LLM Chatbot Requests (when enabled)

  1. The Juice Shop chatbot is configured to call the cluster-internal multijuicer-private service with the team's LLM_API_KEY (the signed team token) as a bearer token
  2. The LLM gateway running inside the multi-juicer process validates the bearer token against the cookie signing key and derives the team name
  3. The gateway substitutes the real upstream API key into the request and reverse-proxies it to the configured upstream LLM API
  4. For chat completion responses (JSON or SSE), the gateway parses the usage field and adds the input/output token counts to an in-memory per-team accumulator
  5. A periodic flusher writes the accumulated counts to the team's deployment annotations using optimistic concurrency (retry on conflict), then resets the in-memory counters

Instance Cleanup

  1. The leader's cleanup ticker fires (default every 1 minute)
  2. It lists all Juice Shop deployments from Kubernetes
  3. For each, it compares the multi-juicer.owasp-juice.shop/lastRequest annotation against the configured grace period
  4. Inactive deployments are deleted; their Services and per-team Secrets are garbage-collected automatically via OwnerReferences

Inter-Component Communication

MultiJuicer ↔ Kubernetes

  • Creates/deletes deployments and services for team instances
  • Reads deployment annotations to track challenge progress and calculate scores
  • Updates deployment annotations to record instance activity timestamps
  • When the LLM gateway is enabled, also creates per-team Secrets holding signed LLM tokens and updates deployments with accumulated LLM token usage annotations

MultiJuicer LLM Gateway ↔ Upstream LLM API (when enabled)
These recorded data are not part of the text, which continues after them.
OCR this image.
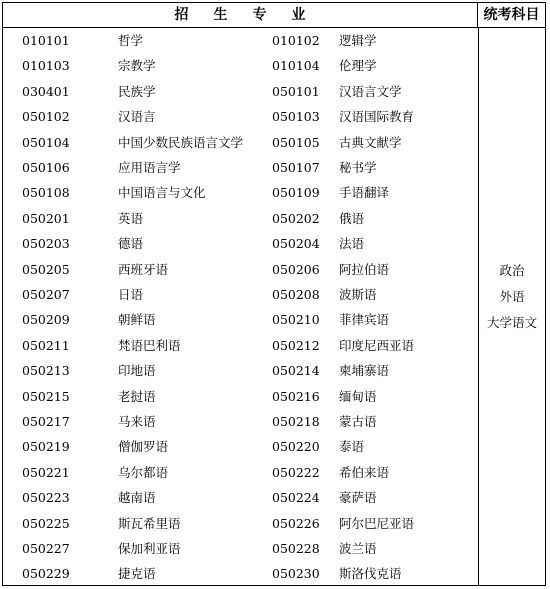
招生专业	统考科目
010101	哲学	010102 逻辑学
010103	宗教学	010104 伦理学
030401	民族学	050101 汉语言文学
050102	汉语言	050103 汉语国际教育
050104	中国少数民族语言文学 050105 古典文献学
050106	应用语言学	050107 秘书学
050108	中国语言与文化	050109 手语翻译
050201	英语	050202 俄语
050203	德语	050204 法语
050205	西班牙语	050206 阿拉伯语
050207	日语	050208 波斯语
050209	朝鲜语	050210 菲律宾语
050211	梵语巴利语	050212 印度尼西亚语
050213	印地语	050214 柬埔寨语
050215	老挝语	050216 缅甸语
050217	马来语	050218 蒙古语
050219	僧伽罗语	050220 泰语
050221	乌尔都语	050222 希伯来语
050223	越南语	050224 豪萨语
050225	斯瓦希里语	050226 阿尔巴尼亚语
050227	保加利亚语	050228 波兰语
050229	捷克语	050230 斯洛伐克语
政治
外语
大学语文
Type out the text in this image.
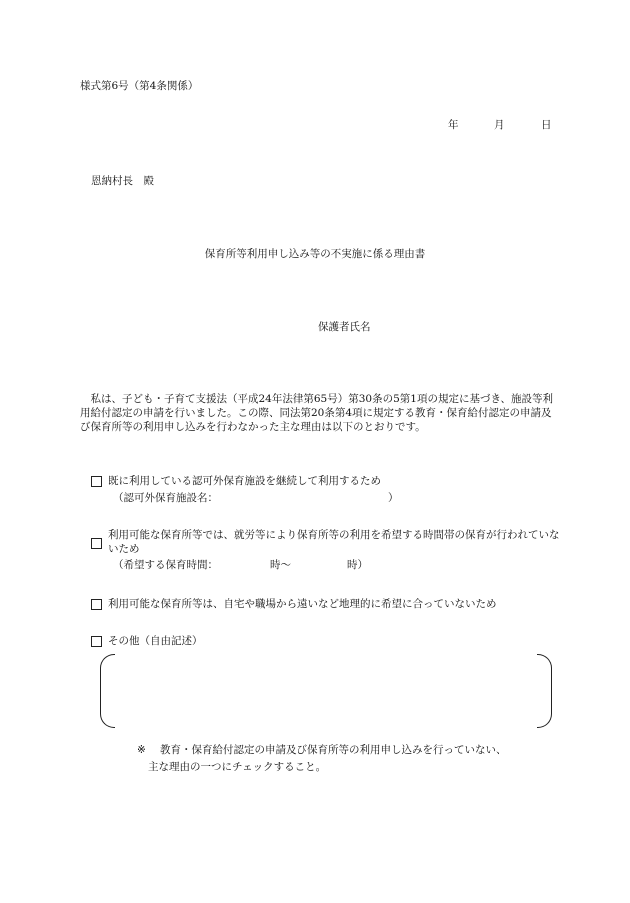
様式第6号（第4条関係）
年	月	日
恩納村長　殿
保育所等利用申し込み等の不実施に係る理由書
保護者氏名
私は、子ども・子育て支援法（平成24年法律第65号）第30条の5第1項の規定に基づき、施設等利用給付認定の申請を行いました。この際、同法第20条第4項に規定する教育・保育給付認定の申請及び保育所等の利用申し込みを行わなかった主な理由は以下のとおりです。
既に利用している認可外保育施設を継続して利用するため
（認可外保育施設名：	）
利用可能な保育所等では、就労等により保育所等の利用を希望する時間帯の保育が行われていないため
（希望する保育時間：	時～	時）
利用可能な保育所等は、自宅や職場から遠いなど地理的に希望に合っていないため
その他（自由記述）
※ 教育・保育給付認定の申請及び保育所等の利用申し込みを行っていない、
主な理由の一つにチェックすること。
  • Reverse-proxies OpenAI-compatible requests from Juice Shop instances to the configured upstream API
  • Substitutes the real API key (held only in the multi-juicer process) into outgoing requests
  • Parses chat-completion responses (JSON and SSE) to attribute token usage back to the requesting team

MultiJuicer ↔ Juice Shop Instances

  • Receives challenge-solved webhooks from Juice Shop pods on the cluster-internal :8082 listener
  • Queries Juice Shop's continue code API from the leader's reconciliation loop to fetch current progress
  • Applies continue codes to restore progress after restarts

Frontend ↔ MultiJuicer Backend

  • HTTP API calls for team management and data retrieval
  • Long polling connections for real-time score and status updates
  • Cookie-based session management for authentication

Deployment Architecture

The chart deploys two kinds of long-running workloads:

  • MultiJuicer: Deployment (1+ replicas) behind a LoadBalancer/Ingress Service on :8080 for end-user traffic. The same pods also expose :8082 via the cluster-internal multijuicer-private ClusterIP Service for solution webhooks and (when enabled) the LLM gateway. Singleton background work (progress reconciliation, cleanup) is gated by a Lease-based leader election so multi-replica deployments don't duplicate it
  • Juice Shop Instances: Individual Deployments and Services per team, created on demand by MultiJuicer

The entire stack is deployed via the Helm chart in helm/multi-juicer/, which handles Kubernetes resource creation, configuration, and lifecycle management.


Configuration

Each component is configured via environment variables and Kubernetes ConfigMaps:

All configuration is managed through Helm values, allowing easy customization for different deployment scenarios.